CITRON.

のん気で内気で移り気で。

夜を使い果たして。

有楽町駅と東京駅を結ぶ大通りの街路樹が昨年末から電飾で飾られていて、夜になると発光するそれはなかなかキレイなものなのだ。それがたしか今週末くらいで終わるので、会社の帰りにでも見に行こうとふと思いついた。毎年楽しみにしているというほど熱心なファンではないのだが、何年かに一度、ふとその気になると見に行ったりすることがある。
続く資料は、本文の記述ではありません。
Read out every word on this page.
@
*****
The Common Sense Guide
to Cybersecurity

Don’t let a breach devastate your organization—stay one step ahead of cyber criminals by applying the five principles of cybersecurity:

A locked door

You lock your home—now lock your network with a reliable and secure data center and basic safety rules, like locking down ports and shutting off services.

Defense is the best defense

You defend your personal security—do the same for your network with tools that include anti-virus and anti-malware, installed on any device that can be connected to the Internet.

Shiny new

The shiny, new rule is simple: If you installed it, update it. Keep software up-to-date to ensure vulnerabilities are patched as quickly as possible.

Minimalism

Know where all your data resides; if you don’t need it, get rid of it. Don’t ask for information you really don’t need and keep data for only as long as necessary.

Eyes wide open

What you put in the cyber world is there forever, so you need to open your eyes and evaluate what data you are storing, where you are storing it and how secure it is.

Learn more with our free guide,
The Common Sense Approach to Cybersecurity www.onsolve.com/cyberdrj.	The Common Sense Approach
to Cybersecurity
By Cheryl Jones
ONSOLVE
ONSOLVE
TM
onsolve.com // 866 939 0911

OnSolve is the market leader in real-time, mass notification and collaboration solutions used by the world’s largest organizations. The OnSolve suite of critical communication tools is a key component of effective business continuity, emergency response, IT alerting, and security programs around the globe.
今日はいつもより遅い時間帯に仕事をすることになっていて、そうすると逆に「どうせ帰りが遅くなるのが確定なら」とか、「明日は休みだし」というような、火事場の馬鹿力的ななにかがきっかけとなって、僕のロマンチック・エンジンが発動したのである。

これは、状況としては、

「丸の内通りのイルミの中、内心ウキウキして歩くおっさん(でもぼっち)」

……ということになるわけだが、まあ、好きなものはしょうがない。

「どんな奴でもひとつくらいは/人に言えない秘密をもっているのさ」(『彼女はデリケート』:佐野元春)

通勤電車を有楽町駅で降りて、電飾で彩られた大通りを一駅分歩き、東京駅からまた電車に乗る。たったそれだけのことなのだ。何かのイベントに参加する、というほどのものではなく、会社帰りにちょっと散歩をするというくらいの事ではある。
ただ、ほとんど白に近いような薄い金色の、過度な光量の中を歩くのはそれなりに気分がいいものだ。そもそも、過度な光とか、過度な熱とか、過度な音量とか、人は過度なものに弱いのだ。いや、弱いという言い方は違うのだろうけど、そういう状況下におかれると、いつもとかなり違う心持ちになりがちなのである。

普段は写真に撮られることを拒む娘が、一緒に写真を撮ろうと言い出したのは何年前のイルミネーションの中のことだっただろう。いつもより格段に明るいとはいえ夜間の撮影だったので、撮った写真は手振れはしているし暗いし僕の表情はこわばっているし、決して上手なものではなかったのだが、個人的には、まあ、愛すべき一枚になったと思う。
娘がそんなことを言い出すのも、娘に負けず劣らず写真に撮られるのが苦手な僕がその気になったのも、たぶんこの光量のせいなのだ。

……というようなささやかな計画を立てた時に限って仕事終わりが深夜1時になったりして、終電すらとっくに逃してしまうのだ。まったくもう。